Так тикала полночь, а время пришло и ушло, –
когда мы по дури ходили туда в самоволку…
А помнишь, Хаврошечка лезла в коровье ушко? –
как нитка в иголку.
Родная юродка, челночницей в этой/иной –
с верблюжьей повадкою, льнущая ниткой льняной
(лицо ли, изнанка пестрит узелками на память), –
я здесь и не здесь, разделённая сном и не сном,
спешу за иголкой в безвременье этом сквозном –
всё ближе бликует, всё чаще и чаще мелькает…
И даже не скажешь: «Я сделала всё, что могла», –
а нитка короче, и кажется жалом игла,
и будто сибирская Лета меня окликает…
* * *
Когда мы были с Богом наравне, –
с тех пор, как мы менялись баш на баш с Ним,
минула жизнь, и, выросший во мне,
Бог перестал быть детским и домашним.
Он отдалялся, так неудержим, –
то опекал, то упрекал сурово.
Он стал непостижимым и чужим,
как взрослый сын, ушедший из-под крова…
* * *
Доедешь сумерками ранними
и окочуришься к семи
в дому, засиженном геранями,
с гранёным запахом зимы.
Кого не вывели, не вымели
(налей, и выпей, и налей), —
насельники вещей не вымерли
и наблюдают из щелей.
И ты сидишь на даче явочной,
где быта летнего черты,
средь мертвечины этой яблочной,
угольных веток черноты.
В потёмках брезжится прогалина,
от подоконника сквозит.
И ходит дерево поганое,
и в окна палкою грозит.
* * *
Вот, гляди: буква Д – это Будда,
Т – тоскующий Сын об Отце.
Человек – угловатая буква –
умалится до точки в конце.
То локтями – за злачный и сочный,
то баюкая руку в руке,
мы стоим – кто заглавный, кто строчный –
всяк живой в этой тесной строке.
Мёртвый что – он меж буквиц пробелом –
в назывном ли ему, в наживном…
Неопознанный, белый на белом,
обнажённый, в шкафу выдвижном.
* * *
Встанем всяк пред Тобой во своём невеликом чину, –
наше щастье обещано и – вопреки – ощутимо.

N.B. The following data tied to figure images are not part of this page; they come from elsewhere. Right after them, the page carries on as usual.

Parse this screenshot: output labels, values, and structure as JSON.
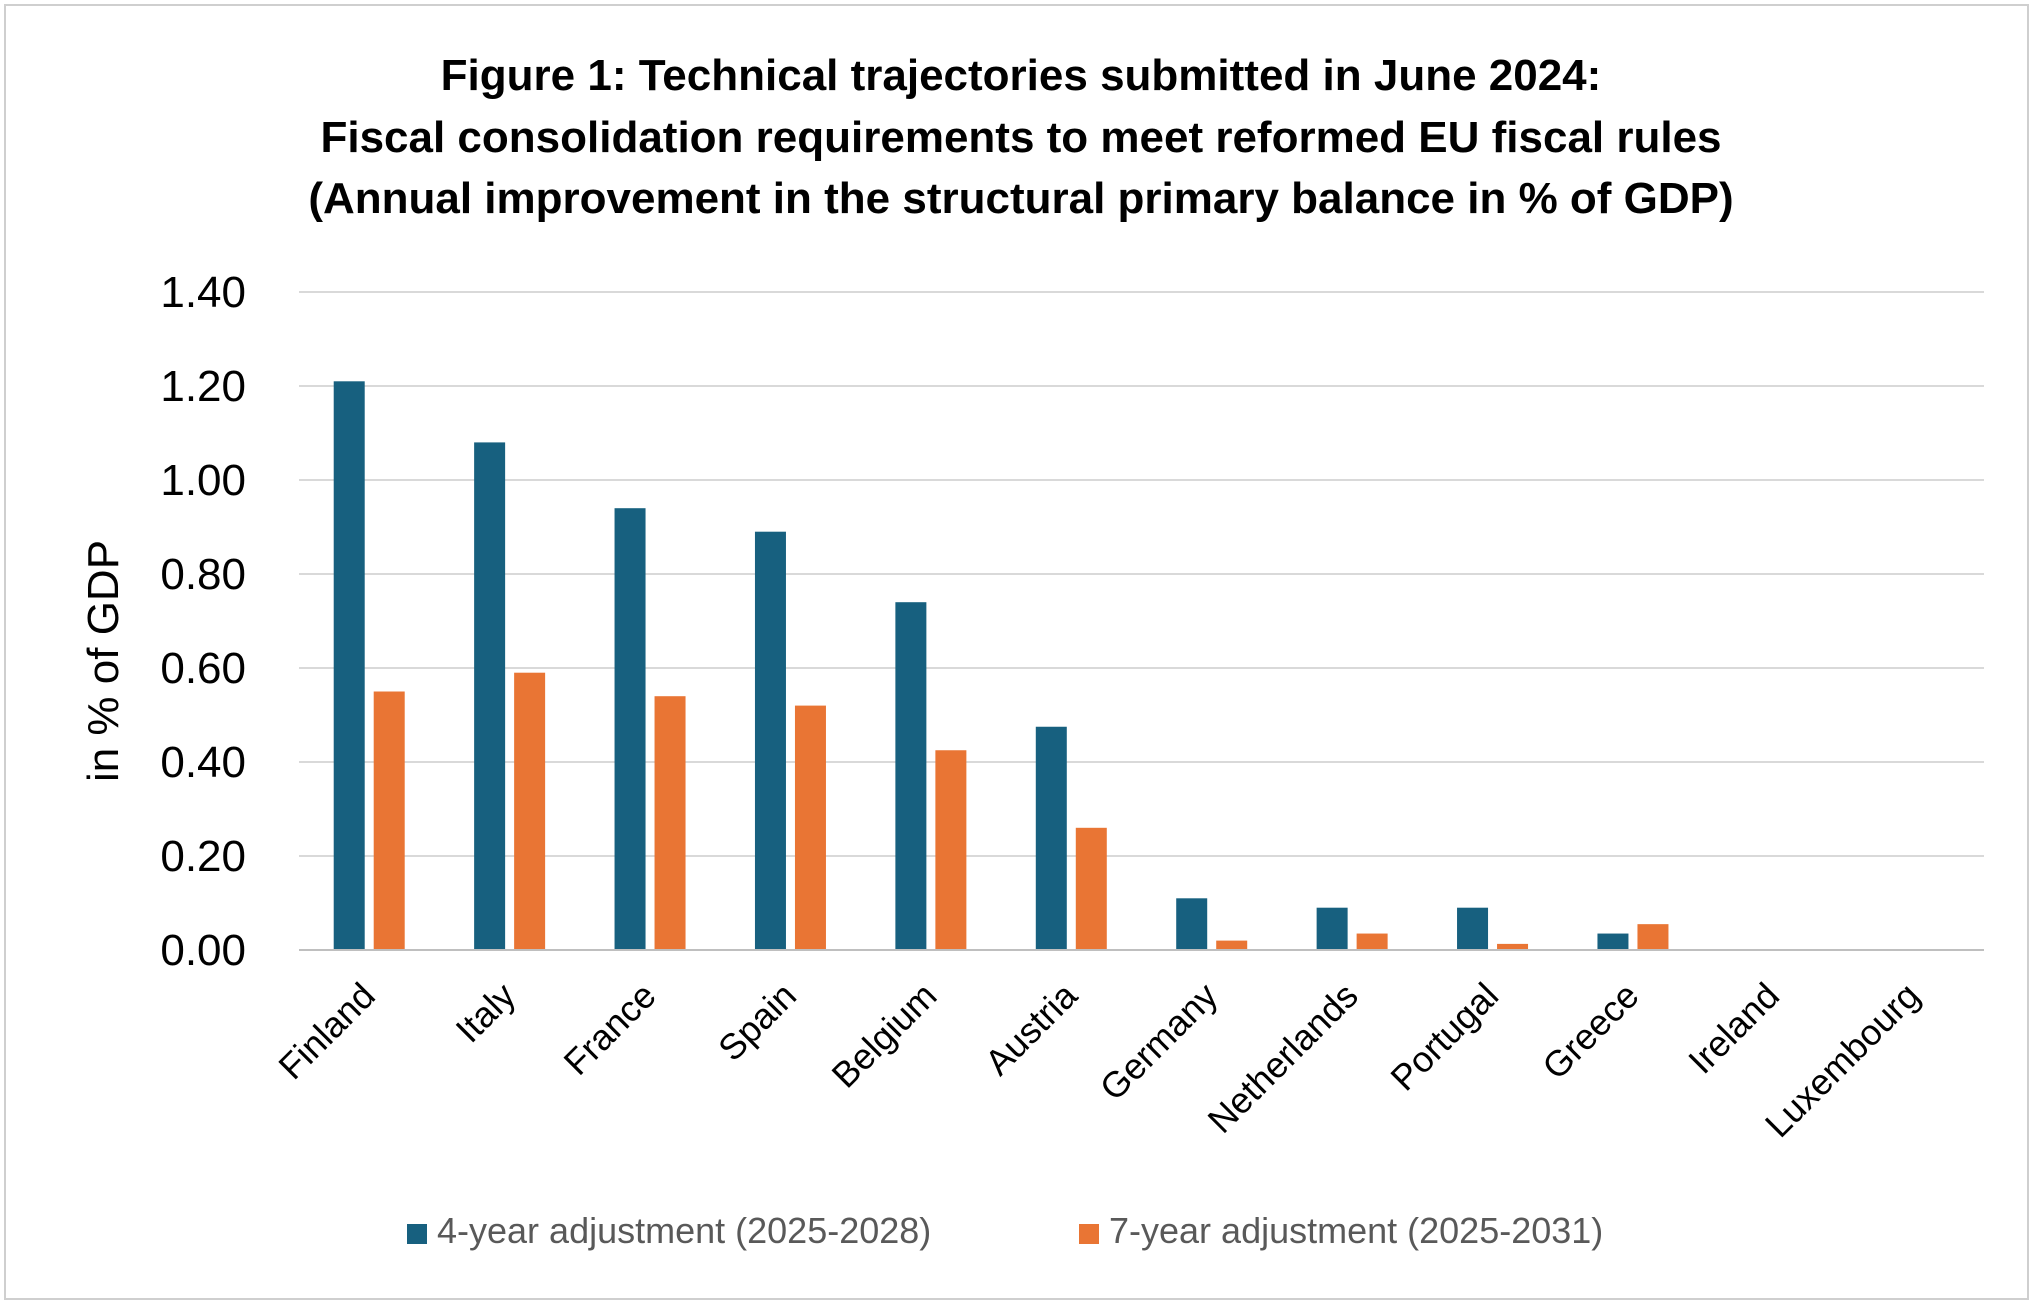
{
  "chart_data": {
    "type": "bar",
    "title_lines": [
      "Figure 1: Technical trajectories submitted in June 2024:",
      "Fiscal consolidation requirements to meet reformed EU fiscal rules",
      "(Annual improvement in the structural primary balance in % of GDP)"
    ],
    "xlabel": "",
    "ylabel": "in % of GDP",
    "ylim": [
      0,
      1.4
    ],
    "yticks": [
      "0.00",
      "0.20",
      "0.40",
      "0.60",
      "0.80",
      "1.00",
      "1.20",
      "1.40"
    ],
    "ytick_values": [
      0,
      0.2,
      0.4,
      0.6,
      0.8,
      1.0,
      1.2,
      1.4
    ],
    "grid": true,
    "legend_position": "bottom",
    "categories": [
      "Finland",
      "Italy",
      "France",
      "Spain",
      "Belgium",
      "Austria",
      "Germany",
      "Netherlands",
      "Portugal",
      "Greece",
      "Ireland",
      "Luxembourg"
    ],
    "series": [
      {
        "name": "4-year adjustment (2025-2028)",
        "color": "#17607f",
        "values": [
          1.21,
          1.08,
          0.94,
          0.89,
          0.74,
          0.475,
          0.11,
          0.09,
          0.09,
          0.035,
          0,
          0
        ]
      },
      {
        "name": "7-year adjustment (2025-2031)",
        "color": "#e97534",
        "values": [
          0.55,
          0.59,
          0.54,
          0.52,
          0.425,
          0.26,
          0.02,
          0.035,
          0.013,
          0.055,
          0,
          0
        ]
      }
    ]
  }
}
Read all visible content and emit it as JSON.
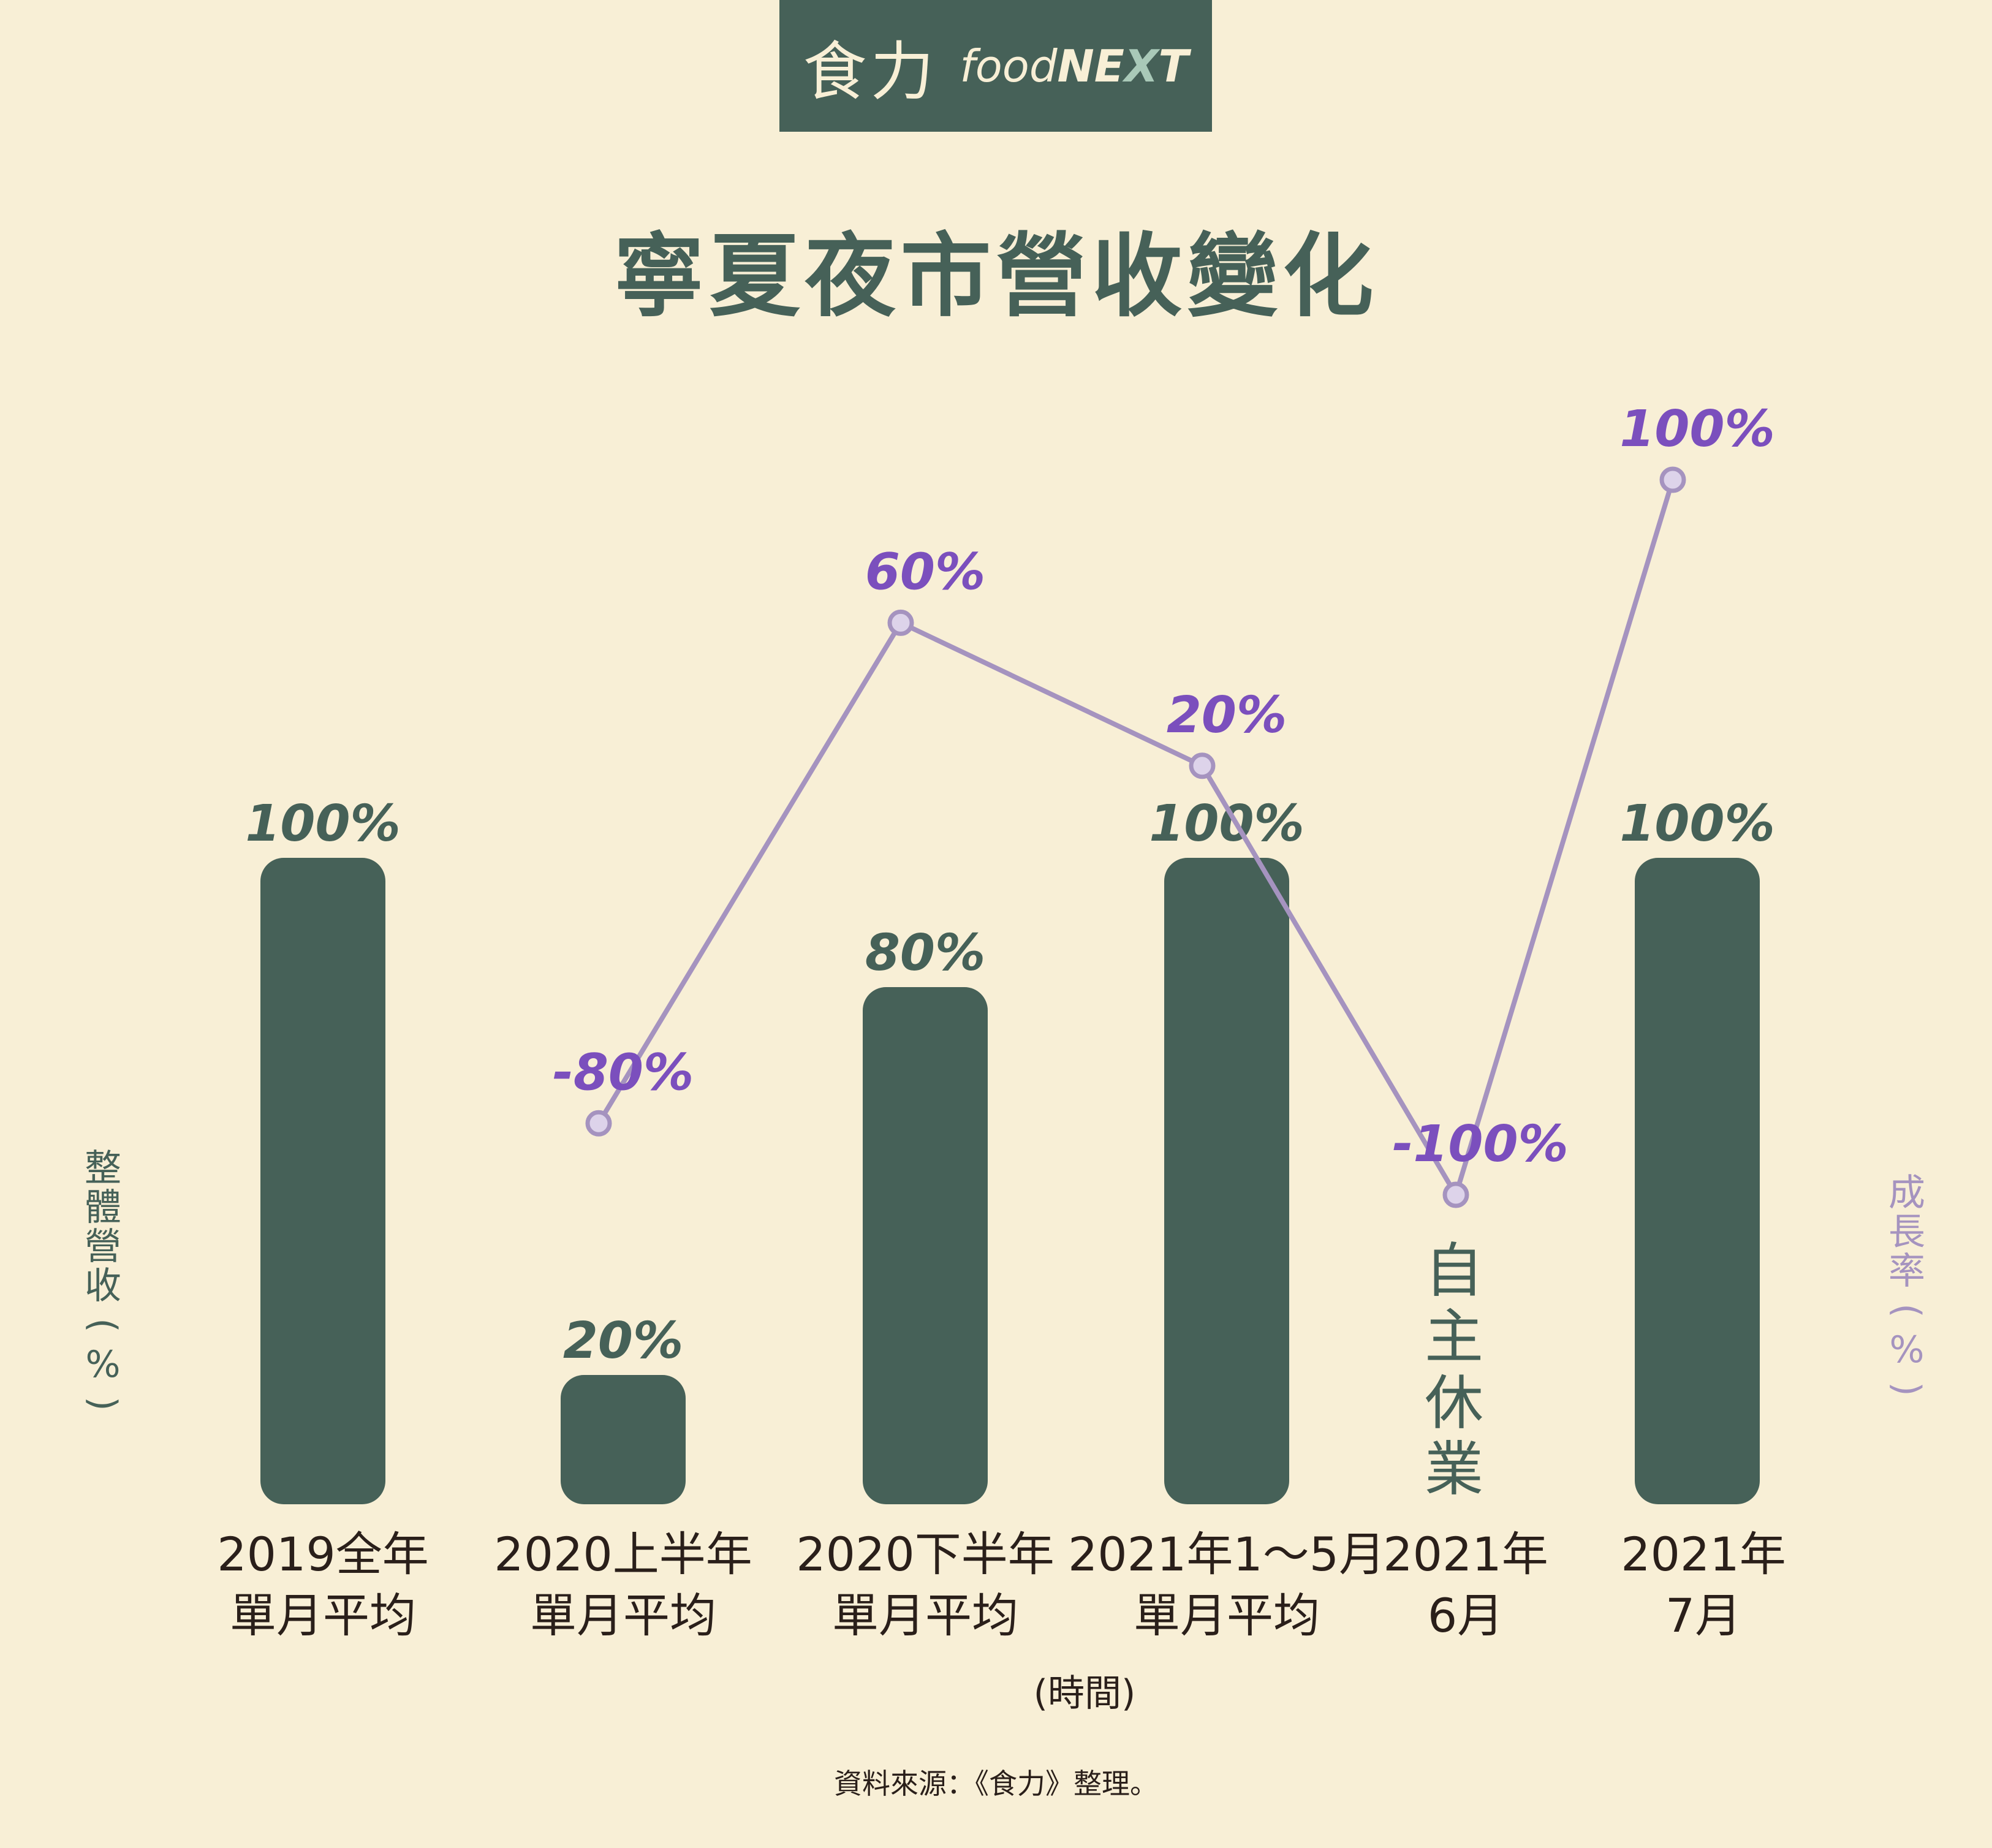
{
  "brand": {
    "chinese": "食力",
    "english_prefix": "food",
    "english_bold": "NE",
    "english_accent": "X",
    "english_tail": "T"
  },
  "title": "寧夏夜市營收變化",
  "left_axis_label": "整體營收(%)",
  "right_axis_label": "成長率(%)",
  "x_axis_label": "(時間)",
  "closed_note": "自主休業",
  "source": "資料來源：《食力》整理。",
  "colors": {
    "bar": "#466158",
    "line": "#a593bf",
    "line_label": "#7b4fbd",
    "bar_label": "#466158",
    "background": "#f8efd6"
  },
  "chart_data": {
    "type": "bar",
    "categories": [
      {
        "line1": "2019全年",
        "line2": "單月平均"
      },
      {
        "line1": "2020上半年",
        "line2": "單月平均"
      },
      {
        "line1": "2020下半年",
        "line2": "單月平均"
      },
      {
        "line1": "2021年1～5月",
        "line2": "單月平均"
      },
      {
        "line1": "2021年",
        "line2": "6月"
      },
      {
        "line1": "2021年",
        "line2": "7月"
      }
    ],
    "bars": [
      {
        "value": 100,
        "label": "100%"
      },
      {
        "value": 20,
        "label": "20%"
      },
      {
        "value": 80,
        "label": "80%"
      },
      {
        "value": 100,
        "label": "100%"
      },
      {
        "value": null,
        "label": ""
      },
      {
        "value": 100,
        "label": "100%"
      }
    ],
    "line": [
      {
        "category_index": 1,
        "value": -80,
        "label": "-80%"
      },
      {
        "category_index": 2,
        "value": 60,
        "label": "60%"
      },
      {
        "category_index": 3,
        "value": 20,
        "label": "20%"
      },
      {
        "category_index": 4,
        "value": -100,
        "label": "-100%"
      },
      {
        "category_index": 5,
        "value": 100,
        "label": "100%"
      }
    ],
    "bar_ylim": [
      0,
      100
    ],
    "line_ylim": [
      -100,
      100
    ],
    "grid": false
  }
}
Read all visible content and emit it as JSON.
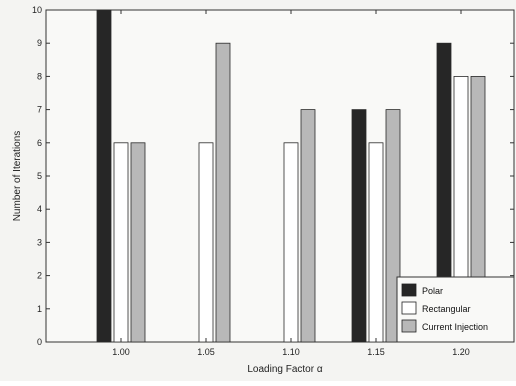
{
  "chart_data": {
    "type": "bar",
    "title": "",
    "xlabel": "Loading Factor α",
    "ylabel": "Number of Iterations",
    "categories": [
      "1.00",
      "1.05",
      "1.10",
      "1.15",
      "1.20"
    ],
    "ylim": [
      0,
      10
    ],
    "yticks": [
      0,
      1,
      2,
      3,
      4,
      5,
      6,
      7,
      8,
      9,
      10
    ],
    "grid": false,
    "legend_position": "bottom-right",
    "series": [
      {
        "name": "Polar",
        "values": [
          10,
          0,
          0,
          7,
          9
        ],
        "color": "#262626"
      },
      {
        "name": "Rectangular",
        "values": [
          6,
          6,
          6,
          6,
          8
        ],
        "color": "#ffffff"
      },
      {
        "name": "Current Injection",
        "values": [
          6,
          9,
          7,
          7,
          8
        ],
        "color": "#b8b8b8"
      }
    ]
  }
}
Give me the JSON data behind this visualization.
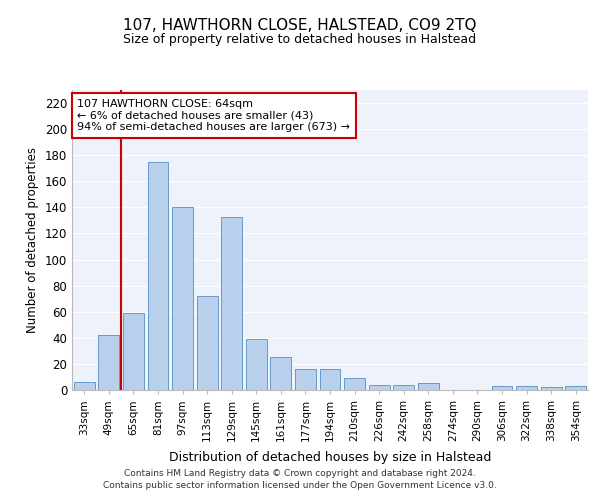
{
  "title": "107, HAWTHORN CLOSE, HALSTEAD, CO9 2TQ",
  "subtitle": "Size of property relative to detached houses in Halstead",
  "xlabel": "Distribution of detached houses by size in Halstead",
  "ylabel": "Number of detached properties",
  "categories": [
    "33sqm",
    "49sqm",
    "65sqm",
    "81sqm",
    "97sqm",
    "113sqm",
    "129sqm",
    "145sqm",
    "161sqm",
    "177sqm",
    "194sqm",
    "210sqm",
    "226sqm",
    "242sqm",
    "258sqm",
    "274sqm",
    "290sqm",
    "306sqm",
    "322sqm",
    "338sqm",
    "354sqm"
  ],
  "values": [
    6,
    42,
    59,
    175,
    140,
    72,
    133,
    39,
    25,
    16,
    16,
    9,
    4,
    4,
    5,
    0,
    0,
    3,
    3,
    2,
    3
  ],
  "bar_color": "#b8d0eb",
  "bar_edge_color": "#6699cc",
  "bar_highlight_color": "#cc0000",
  "vline_index": 2,
  "annotation_title": "107 HAWTHORN CLOSE: 64sqm",
  "annotation_line1": "← 6% of detached houses are smaller (43)",
  "annotation_line2": "94% of semi-detached houses are larger (673) →",
  "annotation_box_color": "#cc0000",
  "ylim": [
    0,
    230
  ],
  "yticks": [
    0,
    20,
    40,
    60,
    80,
    100,
    120,
    140,
    160,
    180,
    200,
    220
  ],
  "background_color": "#eef2fa",
  "grid_color": "#ffffff",
  "footer_line1": "Contains HM Land Registry data © Crown copyright and database right 2024.",
  "footer_line2": "Contains public sector information licensed under the Open Government Licence v3.0."
}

Только, если оно не навечно, то, Отче, – к чему?
Погляди, в межполосье ростков боевая щетина.
И цветущий миндаль, и кузнечик в подоле травы
улыбаются нам сквозь костры и могильные рвы –
претерпевшим потери, чуму-нищету-вшивоту, –
кто Тобой не забыт, но в пути заплутал и забылся.
И щепотка песка ли, щекотка скользнёт к животу –
это камень за пазухой дрогнул и снова забился.
Будто мы и не жили, нас паводок не настигал,
ничего повреждённого, невосполнимого, злого.
Будто птица на ветке воспряла и Бог Нахтигаль
повторил от начала времён сокровенное Слово.